Industry leaders are gearing up for legal challenges, drawing inspiration from earlier court battles that shaped India’s gaming landscape. The names Chamarbaugwala, Lakshmanan, and Satyanarayana are being invoked once again. Their landmark cases decades ago established that games of skill are legal under Indian law.
But this time, the stakes are far higher. Storyboard18 had earlier reported that the industry is now preparing to move the Karnataka High Court, arguing that a blanket ban violates constitutional protections and undermines legitimate skill-based businesses.
Illegal betting firms to flood and flourish
The cost of this legislative blitz is staggering. According to industry bodies, the shutdown vaporizes an enterprise valuation of over ₹2 lakh crore, annual revenues of ₹31,000 crore, and annual tax contributions exceeding ₹20,000 crore. At a time when India is chasing FDI, the online skill gaming ecosystem had already attracted ₹25,000 crore in foreign investment. All of that now faces write-downs.
Worse, insiders warn, the ban creates fertile ground for offshore operators. Illegal betting websites such as Parimatch, 1xBet, and Dafabet — already accused of hawala transactions and money laundering — will likely fill the void. “This bill is a death knell for legitimate Indian operators,” said AIGF, FIFS and EGF in a letter to Amit Shah. “Instead of protecting users, it risks exposing them to fly-by-night offshore networks with zero consumer safeguards.”
The irony is bitter. By targeting tax-paying Indian platforms while failing to control foreign black-market operators, critics argue the government is strengthening the very networks it claims to fear.

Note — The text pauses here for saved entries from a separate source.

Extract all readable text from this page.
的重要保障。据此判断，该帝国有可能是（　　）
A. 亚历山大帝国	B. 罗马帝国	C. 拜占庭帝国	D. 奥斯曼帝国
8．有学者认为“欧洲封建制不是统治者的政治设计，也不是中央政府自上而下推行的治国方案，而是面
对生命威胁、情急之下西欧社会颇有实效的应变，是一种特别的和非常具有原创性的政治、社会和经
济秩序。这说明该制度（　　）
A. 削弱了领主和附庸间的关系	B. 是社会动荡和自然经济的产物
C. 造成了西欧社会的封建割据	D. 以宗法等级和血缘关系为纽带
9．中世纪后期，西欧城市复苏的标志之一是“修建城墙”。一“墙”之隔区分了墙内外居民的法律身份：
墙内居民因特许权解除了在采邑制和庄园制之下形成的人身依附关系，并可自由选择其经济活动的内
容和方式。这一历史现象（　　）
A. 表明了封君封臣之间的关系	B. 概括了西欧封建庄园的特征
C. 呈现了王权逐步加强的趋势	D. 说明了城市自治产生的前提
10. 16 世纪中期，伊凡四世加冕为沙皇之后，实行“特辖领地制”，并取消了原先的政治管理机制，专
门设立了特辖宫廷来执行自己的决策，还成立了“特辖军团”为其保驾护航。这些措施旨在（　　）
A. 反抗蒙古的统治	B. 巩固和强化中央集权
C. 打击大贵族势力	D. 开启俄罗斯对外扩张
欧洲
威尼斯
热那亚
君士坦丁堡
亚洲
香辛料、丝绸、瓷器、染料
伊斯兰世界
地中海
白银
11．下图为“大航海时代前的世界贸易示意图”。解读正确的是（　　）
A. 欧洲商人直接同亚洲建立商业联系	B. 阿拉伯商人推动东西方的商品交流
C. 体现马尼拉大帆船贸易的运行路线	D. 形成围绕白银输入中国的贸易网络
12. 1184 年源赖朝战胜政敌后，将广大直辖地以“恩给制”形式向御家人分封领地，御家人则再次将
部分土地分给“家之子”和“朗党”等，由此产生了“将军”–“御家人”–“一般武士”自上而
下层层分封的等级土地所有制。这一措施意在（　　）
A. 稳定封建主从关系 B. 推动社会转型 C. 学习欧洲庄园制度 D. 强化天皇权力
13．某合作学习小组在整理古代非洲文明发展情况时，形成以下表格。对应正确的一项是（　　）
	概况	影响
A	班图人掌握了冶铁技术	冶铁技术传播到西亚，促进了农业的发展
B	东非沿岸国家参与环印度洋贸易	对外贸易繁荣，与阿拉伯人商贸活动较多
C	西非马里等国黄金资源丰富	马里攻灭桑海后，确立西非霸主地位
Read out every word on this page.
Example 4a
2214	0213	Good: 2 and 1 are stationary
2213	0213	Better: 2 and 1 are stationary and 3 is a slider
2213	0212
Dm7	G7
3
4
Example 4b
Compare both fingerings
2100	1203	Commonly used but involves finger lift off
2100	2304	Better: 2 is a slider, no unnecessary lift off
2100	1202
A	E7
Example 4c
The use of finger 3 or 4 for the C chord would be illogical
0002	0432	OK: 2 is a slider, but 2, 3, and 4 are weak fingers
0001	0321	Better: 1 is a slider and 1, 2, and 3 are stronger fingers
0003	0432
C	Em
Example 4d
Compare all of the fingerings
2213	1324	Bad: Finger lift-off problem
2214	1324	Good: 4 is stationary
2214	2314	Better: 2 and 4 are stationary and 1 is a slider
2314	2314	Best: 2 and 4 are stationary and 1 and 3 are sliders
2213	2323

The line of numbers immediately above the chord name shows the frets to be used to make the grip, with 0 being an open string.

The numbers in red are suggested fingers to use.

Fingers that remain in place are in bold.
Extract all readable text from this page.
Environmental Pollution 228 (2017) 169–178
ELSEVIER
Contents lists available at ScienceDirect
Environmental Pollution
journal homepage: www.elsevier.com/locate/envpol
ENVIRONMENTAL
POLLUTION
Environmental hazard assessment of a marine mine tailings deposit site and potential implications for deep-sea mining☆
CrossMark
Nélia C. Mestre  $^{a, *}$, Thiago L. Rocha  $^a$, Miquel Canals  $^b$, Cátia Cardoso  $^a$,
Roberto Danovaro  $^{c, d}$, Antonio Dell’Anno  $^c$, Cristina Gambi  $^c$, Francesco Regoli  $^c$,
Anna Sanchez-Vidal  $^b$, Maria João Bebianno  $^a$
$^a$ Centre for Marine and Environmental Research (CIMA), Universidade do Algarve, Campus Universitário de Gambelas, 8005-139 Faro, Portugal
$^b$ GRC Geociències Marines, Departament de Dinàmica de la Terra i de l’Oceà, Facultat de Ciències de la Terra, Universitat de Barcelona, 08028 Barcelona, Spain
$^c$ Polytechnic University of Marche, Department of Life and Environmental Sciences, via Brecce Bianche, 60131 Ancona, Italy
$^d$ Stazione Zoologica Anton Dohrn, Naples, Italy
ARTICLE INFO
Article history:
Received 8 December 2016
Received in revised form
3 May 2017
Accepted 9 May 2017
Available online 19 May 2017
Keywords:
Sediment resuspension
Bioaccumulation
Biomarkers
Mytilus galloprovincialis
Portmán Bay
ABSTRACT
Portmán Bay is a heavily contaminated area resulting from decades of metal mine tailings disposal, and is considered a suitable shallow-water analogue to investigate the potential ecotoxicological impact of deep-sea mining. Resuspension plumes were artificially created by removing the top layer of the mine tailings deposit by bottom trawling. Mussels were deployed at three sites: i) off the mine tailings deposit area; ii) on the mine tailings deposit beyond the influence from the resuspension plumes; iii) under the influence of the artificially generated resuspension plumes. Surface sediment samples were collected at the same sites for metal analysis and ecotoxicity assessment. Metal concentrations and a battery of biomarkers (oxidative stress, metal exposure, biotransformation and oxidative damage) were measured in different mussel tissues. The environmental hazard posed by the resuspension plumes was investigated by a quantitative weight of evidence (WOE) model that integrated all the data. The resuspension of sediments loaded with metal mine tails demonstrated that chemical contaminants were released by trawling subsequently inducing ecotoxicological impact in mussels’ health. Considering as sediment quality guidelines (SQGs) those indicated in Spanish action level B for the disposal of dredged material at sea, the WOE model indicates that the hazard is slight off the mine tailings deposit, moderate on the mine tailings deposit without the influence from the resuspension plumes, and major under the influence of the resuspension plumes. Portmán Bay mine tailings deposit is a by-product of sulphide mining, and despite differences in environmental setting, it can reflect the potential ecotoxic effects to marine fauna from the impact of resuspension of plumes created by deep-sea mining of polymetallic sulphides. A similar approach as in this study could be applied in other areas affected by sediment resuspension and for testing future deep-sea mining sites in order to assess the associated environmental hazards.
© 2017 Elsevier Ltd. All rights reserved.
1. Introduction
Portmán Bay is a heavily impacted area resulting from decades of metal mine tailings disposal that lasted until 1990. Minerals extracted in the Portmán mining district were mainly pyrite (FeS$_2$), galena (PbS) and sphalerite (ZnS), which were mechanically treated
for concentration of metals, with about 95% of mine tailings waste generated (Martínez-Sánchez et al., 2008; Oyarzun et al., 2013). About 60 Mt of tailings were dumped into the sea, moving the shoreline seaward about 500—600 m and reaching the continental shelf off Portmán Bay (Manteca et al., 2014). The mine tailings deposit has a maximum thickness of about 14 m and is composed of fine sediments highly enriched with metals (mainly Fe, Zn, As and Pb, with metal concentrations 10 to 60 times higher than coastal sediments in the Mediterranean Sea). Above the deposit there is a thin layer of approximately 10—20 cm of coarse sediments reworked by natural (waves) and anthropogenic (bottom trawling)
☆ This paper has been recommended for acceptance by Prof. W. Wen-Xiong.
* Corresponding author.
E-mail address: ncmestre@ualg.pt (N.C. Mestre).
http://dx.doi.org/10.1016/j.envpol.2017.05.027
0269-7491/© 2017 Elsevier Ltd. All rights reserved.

The Promotion and Regulation of Online Gaming Bill, 2025 introduces one of the world’s toughest enforcement regimes against money games. Offering RMG services could now mean up to three years in jail, a ₹1 crore fine, or both. Repeat offenders face mandatory three-to-five years in prison and fines up to ₹2 crore.
Advertising such platforms is equally risky, with penalties up to three years in jail. Even banks or intermediaries processing payments can be punished. Offences are cognizable and non-bailable, giving authorities sweeping powers to arrest without warrant.
“The government has set the tone — they see online money gaming not as an industry but as a socio-economic threat,” said a legal analyst. “That’s why the penalties resemble those for organized crime.”
As India closes the chapter on its domestic real money gaming industry, lakhs of livelihoods hang in balance. The move may safeguard citizens from addiction and financial ruin, but it also extinguishes a homegrown sector that had the potential to become a global force.
For now, one fact is clear: India’s gaming dream has been checkmated in record time. The government’s blitzkrieg has left behind stunned entrepreneurs, jobless workers, and an open field for offshore black markets. Whether courts can reverse the tide—or whether the ban becomes permanent—remains the billion-dollar question.